At almost 1pm, with a blast of its horn my cruise ship pulls away from the dock and we are on the way for one of the shortest cruises I have ever taken.
I can't wait to get to the buffet.
Under clear blue skies and across calm waters we are sailing on Little Lake towards Lock 20.
As a beautiful fall scenery surrounds us, we can see from a distance that Lock 20 is welcoming us with open arms (gates).
Like cruising the Panama Canal, this cruise for just US $23 will take me up and down a couple of locks. However, one of them is very interesting and historical.
Somehow, they manage not to get dizzy or fall down as they close the gates behind us in a “V” formation upstream.
Did you know that the painter of the Mona Lisa has a part in canal lock history? Although some form of a lock system was used as early as the first century, Leonardo da Vinci is believed to have invented a pound lock.
My vote is for all canal locks to be called “da Vinci's!”.
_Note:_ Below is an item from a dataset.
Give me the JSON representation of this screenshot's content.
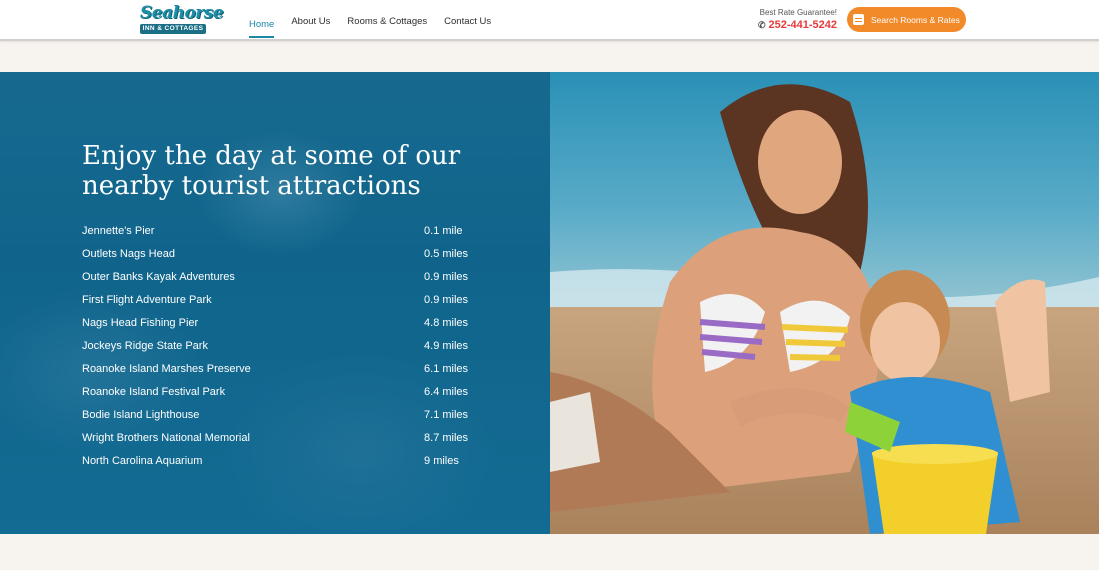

With all the gates of Lock 20 securely closed, the flooding process of the lock begins. In about 10 minutes we have risen about 12 feet to the next canal level.
As we leave Lock 20 another obstacle must be removed along our path. No problem as a bicycle wheel starts spinning at almost full speed.
A lock attendant is racing ahead of us to open an car bridge that crosses the canal in front of us. Further down is a rail bridge used by the Quaker Oats company.
Part of the reason for this tranquility is a canal system set up similar to that used in Venice, Italy.
A barrier system along the edge of the canal which is made of rocks and meshed barbed wire dampens out any waves and prevents canal erosion.
I am fortunate to capture a geese as it breaks the smooth canal surface while taking flight. A simple but awesome sight.
Soon we are faced with the final but a welcoming obstacle along our patch. At about 100 years old, we are looking at what once used to be the world's largest concrete structure.
We are slowly approaching the now 108 year old, Peterborough Lift Lock.
Some careful maneuvering and our about 40 foot long ship is soon in a giant bathtub filled with about 8 feet of water. An announcement is made from above us and in a few minutes we start ascending skyward.
Our ascent slowly comes to a stop and I am looking over the back of the ship to the canal we were just cruising along. It is about 65 feet below us.
I am 65 feet up in the air in a boat. How cool is that?
We leave the Peterborough Lift Lock headed towards Trent University for our turnaround point. Along the way we are again fortunate in our wildlife sightings. This time it is watching a blue heron take flight towards what is called the “Blue Bridge”.
The Blue Bridge is a popular sight along the canal especially during the summer months as it is an area where the locals go swimming. It also has an important piece of canal maritime history. You see it is here that a canal boat captain ran over a car six times in one day.
“Lucy, you got some explaining to do.”
Many years ago as a prank some local teenagers late at night pushed a stolen car into the canal near the bridge. At home watching the local news, a canal boat captain recognizes the scenery on the screen as the police and a towing company are retrieving the car from the canal. This captain had made three tours that day similar to the one we are now taking.
Unknowingly he had made canal maritime history or at least became a local legend.
As an American I am teased and tested on my knowledge of the local birds. “Sir, what are those big black birds along the canal called?”
My response (as a naturalized American) surprises my inquisitor, not just geese but “Canadian Geese”.
Not because they are from Canada but because they are named after a man called John Canada.
Being on this canal in the winter can also be interesting but you would probably need another form of transportation. In winter the water level is lowered upstream in the canal and areas of the canal are lite up at night for your midnight ice skating pleasure.